The field of genomics includes the scientific study of complex diseases such as heart disease, asthma, diabetes, and cancer, because these diseases are typically caused by a combination of genetic and environmental factors rather than by individual genes. KP Research Bank scientists and scientists around the world are studying genomics to better understand how various diseases develop and impact individuals, and how to develop better ways to diagnose and treat these diseases.
Why are genetics and genomics important to my health?
Genetics and genomics both play roles in health and disease. Genetics helps individuals and families learn about how conditions such as sickle cell anemia and cystic fibrosis are inherited in families, what screening and testing options are available, and, for some genetic conditions, what treatments are available. (See: Frequently Asked Questions About Genetic Disorders)
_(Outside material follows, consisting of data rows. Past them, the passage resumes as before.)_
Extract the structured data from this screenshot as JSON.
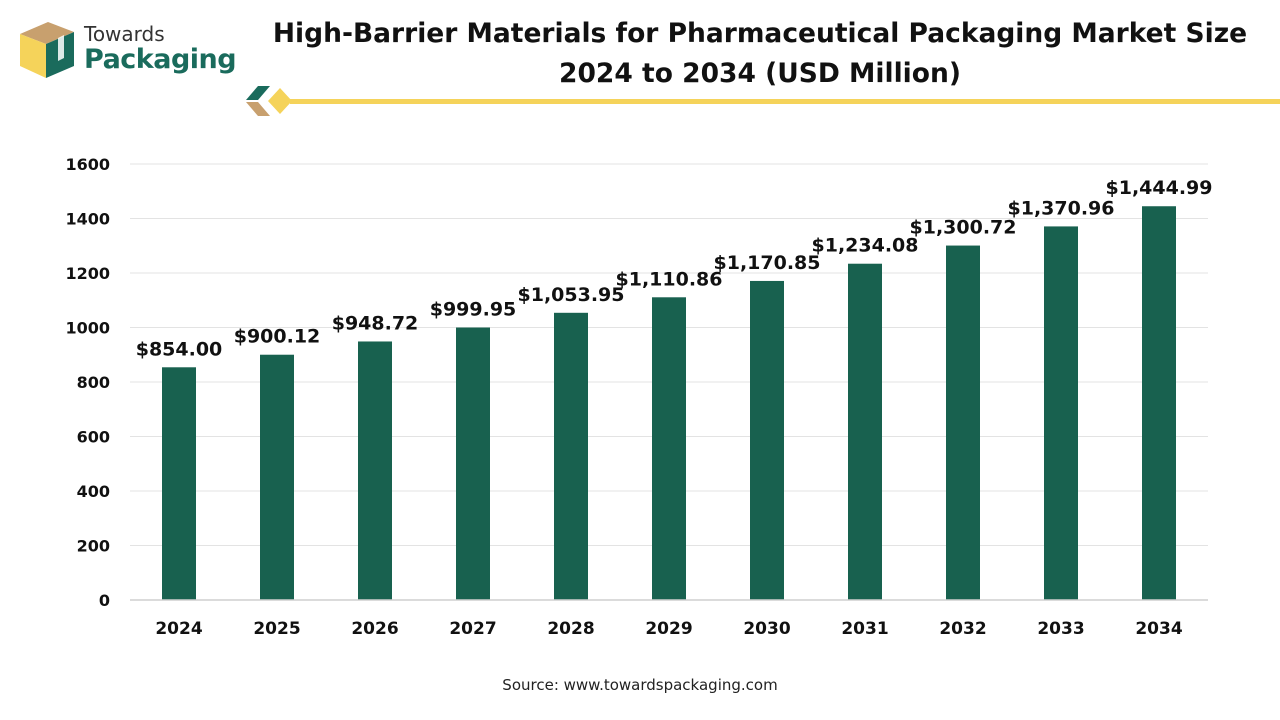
{
  "brand": {
    "line1": "Towards",
    "line2": "Packaging",
    "teal": "#1a6b5c",
    "gold": "#f5d35a",
    "tan": "#c8a06e"
  },
  "header": {
    "title_line1": "High-Barrier Materials for Pharmaceutical Packaging Market Size",
    "title_line2": "2024 to 2034 (USD Million)"
  },
  "chart_data": {
    "type": "bar",
    "title": "High-Barrier Materials for Pharmaceutical Packaging Market Size 2024 to 2034 (USD Million)",
    "xlabel": "",
    "ylabel": "",
    "categories": [
      "2024",
      "2025",
      "2026",
      "2027",
      "2028",
      "2029",
      "2030",
      "2031",
      "2032",
      "2033",
      "2034"
    ],
    "values": [
      854.0,
      900.12,
      948.72,
      999.95,
      1053.95,
      1110.86,
      1170.85,
      1234.08,
      1300.72,
      1370.96,
      1444.99
    ],
    "labels": [
      "$854.00",
      "$900.12",
      "$948.72",
      "$999.95",
      "$1,053.95",
      "$1,110.86",
      "$1,170.85",
      "$1,234.08",
      "$1,300.72",
      "$1,370.96",
      "$1,444.99"
    ],
    "yticks": [
      0,
      200,
      400,
      600,
      800,
      1000,
      1200,
      1400,
      1600
    ],
    "ylim": [
      0,
      1600
    ],
    "grid": true,
    "legend": "none",
    "bar_color": "#18614f"
  },
  "footer": {
    "source": "Source: www.towardspackaging.com"
  }
}
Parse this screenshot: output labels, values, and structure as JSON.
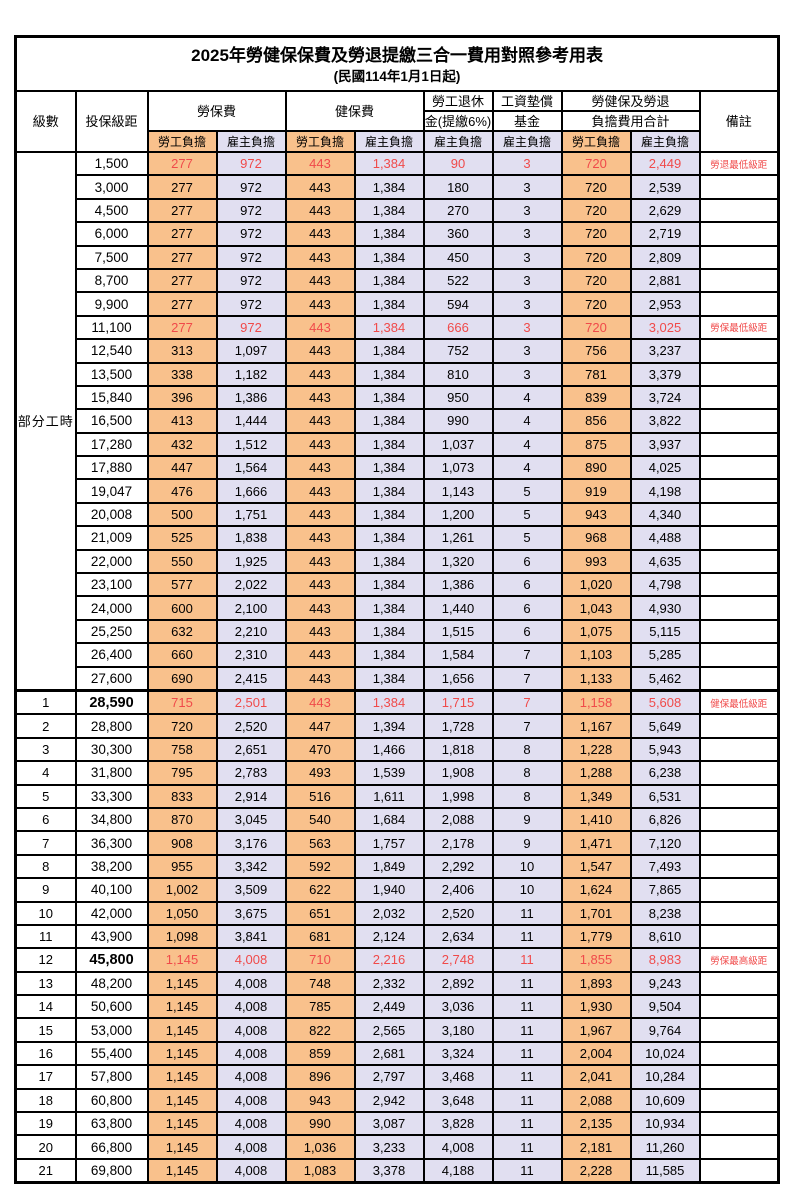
{
  "title": {
    "line1": "2025年勞健保保費及勞退提繳三合一費用對照參考用表",
    "line2": "(民國114年1月1日起)"
  },
  "colors": {
    "employee_bg": "#F9C18C",
    "employer_bg": "#E1DFF1",
    "highlight_text": "#F04A4A",
    "border": "#000000"
  },
  "header": {
    "level": "級數",
    "bracket": "投保級距",
    "labor_fee": "勞保費",
    "health_fee": "健保費",
    "pension_line1": "勞工退休",
    "pension_line2": "金(提繳6%)",
    "wage_fund_line1": "工資墊償",
    "wage_fund_line2": "基金",
    "total_line1": "勞健保及勞退",
    "total_line2": "負擔費用合計",
    "remark": "備註",
    "employee": "勞工負擔",
    "employer": "雇主負擔"
  },
  "group": {
    "label": "部分工時",
    "span": 23
  },
  "rows": [
    {
      "level": "",
      "bracket": "1,500",
      "v": [
        "277",
        "972",
        "443",
        "1,384",
        "90",
        "3",
        "720",
        "2,449"
      ],
      "remark": "勞退最低級距",
      "red": true
    },
    {
      "level": "",
      "bracket": "3,000",
      "v": [
        "277",
        "972",
        "443",
        "1,384",
        "180",
        "3",
        "720",
        "2,539"
      ],
      "remark": ""
    },
    {
      "level": "",
      "bracket": "4,500",
      "v": [
        "277",
        "972",
        "443",
        "1,384",
        "270",
        "3",
        "720",
        "2,629"
      ],
      "remark": ""
    },
    {
      "level": "",
      "bracket": "6,000",
      "v": [
        "277",
        "972",
        "443",
        "1,384",
        "360",
        "3",
        "720",
        "2,719"
      ],
      "remark": ""
    },
    {
      "level": "",
      "bracket": "7,500",
      "v": [
        "277",
        "972",
        "443",
        "1,384",
        "450",
        "3",
        "720",
        "2,809"
      ],
      "remark": ""
    },
    {
      "level": "",
      "bracket": "8,700",
      "v": [
        "277",
        "972",
        "443",
        "1,384",
        "522",
        "3",
        "720",
        "2,881"
      ],
      "remark": ""
    },
    {
      "level": "",
      "bracket": "9,900",
      "v": [
        "277",
        "972",
        "443",
        "1,384",
        "594",
        "3",
        "720",
        "2,953"
      ],
      "remark": ""
    },
    {
      "level": "",
      "bracket": "11,100",
      "v": [
        "277",
        "972",
        "443",
        "1,384",
        "666",
        "3",
        "720",
        "3,025"
      ],
      "remark": "勞保最低級距",
      "red": true
    },
    {
      "level": "",
      "bracket": "12,540",
      "v": [
        "313",
        "1,097",
        "443",
        "1,384",
        "752",
        "3",
        "756",
        "3,237"
      ],
      "remark": ""
    },
    {
      "level": "",
      "bracket": "13,500",
      "v": [
        "338",
        "1,182",
        "443",
        "1,384",
        "810",
        "3",
        "781",
        "3,379"
      ],
      "remark": ""
    },
    {
      "level": "",
      "bracket": "15,840",
      "v": [
        "396",
        "1,386",
        "443",
        "1,384",
        "950",
        "4",
        "839",
        "3,724"
      ],
      "remark": ""
    },
    {
      "level": "",
      "bracket": "16,500",
      "v": [
        "413",
        "1,444",
        "443",
        "1,384",
        "990",
        "4",
        "856",
        "3,822"
      ],
      "remark": ""
    },
    {
      "level": "",
      "bracket": "17,280",
      "v": [
        "432",
        "1,512",
        "443",
        "1,384",
        "1,037",
        "4",
        "875",
        "3,937"
      ],
      "remark": ""
    },
    {
      "level": "",
      "bracket": "17,880",
      "v": [
        "447",
        "1,564",
        "443",
        "1,384",
        "1,073",
        "4",
        "890",
        "4,025"
      ],
      "remark": ""
    },
    {
      "level": "",
      "bracket": "19,047",
      "v": [
        "476",
        "1,666",
        "443",
        "1,384",
        "1,143",
        "5",
        "919",
        "4,198"
      ],
      "remark": ""
    },
    {
      "level": "",
      "bracket": "20,008",
      "v": [
        "500",
        "1,751",
        "443",
        "1,384",
        "1,200",
        "5",
        "943",
        "4,340"
      ],
      "remark": ""
    },
    {
      "level": "",
      "bracket": "21,009",
      "v": [
        "525",
        "1,838",
        "443",
        "1,384",
        "1,261",
        "5",
        "968",
        "4,488"
      ],
      "remark": ""
    },
    {
      "level": "",
      "bracket": "22,000",
      "v": [
        "550",
        "1,925",
        "443",
        "1,384",
        "1,320",
        "6",
        "993",
        "4,635"
      ],
      "remark": ""
    },
    {
      "level": "",
      "bracket": "23,100",
      "v": [
        "577",
        "2,022",
        "443",
        "1,384",
        "1,386",
        "6",
        "1,020",
        "4,798"
      ],
      "remark": ""
    },
    {
      "level": "",
      "bracket": "24,000",
      "v": [
        "600",
        "2,100",
        "443",
        "1,384",
        "1,440",
        "6",
        "1,043",
        "4,930"
      ],
      "remark": ""
    },
    {
      "level": "",
      "bracket": "25,250",
      "v": [
        "632",
        "2,210",
        "443",
        "1,384",
        "1,515",
        "6",
        "1,075",
        "5,115"
      ],
      "remark": ""
    },
    {
      "level": "",
      "bracket": "26,400",
      "v": [
        "660",
        "2,310",
        "443",
        "1,384",
        "1,584",
        "7",
        "1,103",
        "5,285"
      ],
      "remark": ""
    },
    {
      "level": "",
      "bracket": "27,600",
      "v": [
        "690",
        "2,415",
        "443",
        "1,384",
        "1,656",
        "7",
        "1,133",
        "5,462"
      ],
      "remark": ""
    },
    {
      "level": "1",
      "bracket": "28,590",
      "v": [
        "715",
        "2,501",
        "443",
        "1,384",
        "1,715",
        "7",
        "1,158",
        "5,608"
      ],
      "remark": "健保最低級距",
      "red": true,
      "emph": true,
      "sep": true
    },
    {
      "level": "2",
      "bracket": "28,800",
      "v": [
        "720",
        "2,520",
        "447",
        "1,394",
        "1,728",
        "7",
        "1,167",
        "5,649"
      ],
      "remark": ""
    },
    {
      "level": "3",
      "bracket": "30,300",
      "v": [
        "758",
        "2,651",
        "470",
        "1,466",
        "1,818",
        "8",
        "1,228",
        "5,943"
      ],
      "remark": ""
    },
    {
      "level": "4",
      "bracket": "31,800",
      "v": [
        "795",
        "2,783",
        "493",
        "1,539",
        "1,908",
        "8",
        "1,288",
        "6,238"
      ],
      "remark": ""
    },
    {
      "level": "5",
      "bracket": "33,300",
      "v": [
        "833",
        "2,914",
        "516",
        "1,611",
        "1,998",
        "8",
        "1,349",
        "6,531"
      ],
      "remark": ""
    },
    {
      "level": "6",
      "bracket": "34,800",
      "v": [
        "870",
        "3,045",
        "540",
        "1,684",
        "2,088",
        "9",
        "1,410",
        "6,826"
      ],
      "remark": ""
    },
    {
      "level": "7",
      "bracket": "36,300",
      "v": [
        "908",
        "3,176",
        "563",
        "1,757",
        "2,178",
        "9",
        "1,471",
        "7,120"
      ],
      "remark": ""
    },
    {
      "level": "8",
      "bracket": "38,200",
      "v": [
        "955",
        "3,342",
        "592",
        "1,849",
        "2,292",
        "10",
        "1,547",
        "7,493"
      ],
      "remark": ""
    },
    {
      "level": "9",
      "bracket": "40,100",
      "v": [
        "1,002",
        "3,509",
        "622",
        "1,940",
        "2,406",
        "10",
        "1,624",
        "7,865"
      ],
      "remark": ""
    },
    {
      "level": "10",
      "bracket": "42,000",
      "v": [
        "1,050",
        "3,675",
        "651",
        "2,032",
        "2,520",
        "11",
        "1,701",
        "8,238"
      ],
      "remark": ""
    },
    {
      "level": "11",
      "bracket": "43,900",
      "v": [
        "1,098",
        "3,841",
        "681",
        "2,124",
        "2,634",
        "11",
        "1,779",
        "8,610"
      ],
      "remark": ""
    },
    {
      "level": "12",
      "bracket": "45,800",
      "v": [
        "1,145",
        "4,008",
        "710",
        "2,216",
        "2,748",
        "11",
        "1,855",
        "8,983"
      ],
      "remark": "勞保最高級距",
      "red": true,
      "emph": true
    },
    {
      "level": "13",
      "bracket": "48,200",
      "v": [
        "1,145",
        "4,008",
        "748",
        "2,332",
        "2,892",
        "11",
        "1,893",
        "9,243"
      ],
      "remark": ""
    },
    {
      "level": "14",
      "bracket": "50,600",
      "v": [
        "1,145",
        "4,008",
        "785",
        "2,449",
        "3,036",
        "11",
        "1,930",
        "9,504"
      ],
      "remark": ""
    },
    {
      "level": "15",
      "bracket": "53,000",
      "v": [
        "1,145",
        "4,008",
        "822",
        "2,565",
        "3,180",
        "11",
        "1,967",
        "9,764"
      ],
      "remark": ""
    },
    {
      "level": "16",
      "bracket": "55,400",
      "v": [
        "1,145",
        "4,008",
        "859",
        "2,681",
        "3,324",
        "11",
        "2,004",
        "10,024"
      ],
      "remark": ""
    },
    {
      "level": "17",
      "bracket": "57,800",
      "v": [
        "1,145",
        "4,008",
        "896",
        "2,797",
        "3,468",
        "11",
        "2,041",
        "10,284"
      ],
      "remark": ""
    },
    {
      "level": "18",
      "bracket": "60,800",
      "v": [
        "1,145",
        "4,008",
        "943",
        "2,942",
        "3,648",
        "11",
        "2,088",
        "10,609"
      ],
      "remark": ""
    },
    {
      "level": "19",
      "bracket": "63,800",
      "v": [
        "1,145",
        "4,008",
        "990",
        "3,087",
        "3,828",
        "11",
        "2,135",
        "10,934"
      ],
      "remark": ""
    },
    {
      "level": "20",
      "bracket": "66,800",
      "v": [
        "1,145",
        "4,008",
        "1,036",
        "3,233",
        "4,008",
        "11",
        "2,181",
        "11,260"
      ],
      "remark": ""
    },
    {
      "level": "21",
      "bracket": "69,800",
      "v": [
        "1,145",
        "4,008",
        "1,083",
        "3,378",
        "4,188",
        "11",
        "2,228",
        "11,585"
      ],
      "remark": ""
    }
  ]
}
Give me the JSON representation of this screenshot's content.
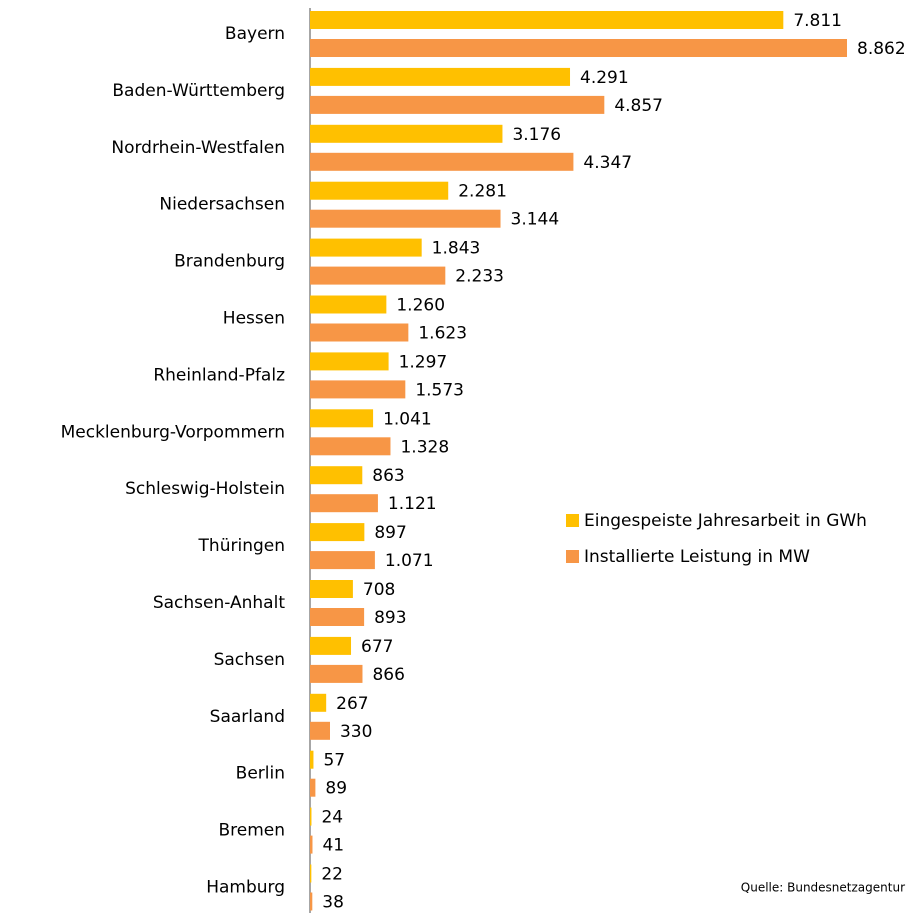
{
  "chart_data": {
    "type": "bar",
    "orientation": "horizontal",
    "categories": [
      "Bayern",
      "Baden-Württemberg",
      "Nordrhein-Westfalen",
      "Niedersachsen",
      "Brandenburg",
      "Hessen",
      "Rheinland-Pfalz",
      "Mecklenburg-Vorpommern",
      "Schleswig-Holstein",
      "Thüringen",
      "Sachsen-Anhalt",
      "Sachsen",
      "Saarland",
      "Berlin",
      "Bremen",
      "Hamburg"
    ],
    "series": [
      {
        "name": "Eingespeiste Jahresarbeit in GWh",
        "color": "#ffc000",
        "values": [
          7811,
          4291,
          3176,
          2281,
          1843,
          1260,
          1297,
          1041,
          863,
          897,
          708,
          677,
          267,
          57,
          24,
          22
        ],
        "value_labels": [
          "7.811",
          "4.291",
          "3.176",
          "2.281",
          "1.843",
          "1.260",
          "1.297",
          "1.041",
          "863",
          "897",
          "708",
          "677",
          "267",
          "57",
          "24",
          "22"
        ]
      },
      {
        "name": "Installierte Leistung in MW",
        "color": "#f79646",
        "values": [
          8862,
          4857,
          4347,
          3144,
          2233,
          1623,
          1573,
          1328,
          1121,
          1071,
          893,
          866,
          330,
          89,
          41,
          38
        ],
        "value_labels": [
          "8.862",
          "4.857",
          "4.347",
          "3.144",
          "2.233",
          "1.623",
          "1.573",
          "1.328",
          "1.121",
          "1.071",
          "893",
          "866",
          "330",
          "89",
          "41",
          "38"
        ]
      }
    ],
    "legend": "right",
    "annotation": "Quelle: Bundesnetzagentur"
  }
}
Genomics helps researchers discover why some people get sick from certain infections, environmental factors, and behaviors, while others do not. For example, there are some people who exercise their whole lives, eat a healthy diet, have regular medical checkups, yet they die of a heart attack at age 40. There are also people who smoke, never exercise, eat unhealthy foods, and live to be 100. Genomics may hold the key to understanding these differences.
Apart from accidents — such as falls, motor vehicle accidents, or poisonings — genomic factors play a role in 9 of the 10 leading causes of death in the United States; this includes, for example, heart disease, cancer, and diabetes. All human beings are 99.9 percent identical in their genetic makeup. It’s the differences in the remaining 0.1 percent that hold important clues about the causes of diseases. Gaining a better understanding of the interactions between genes and the environment by way of genomics is helping researchers find better ways to improve health and prevent disease.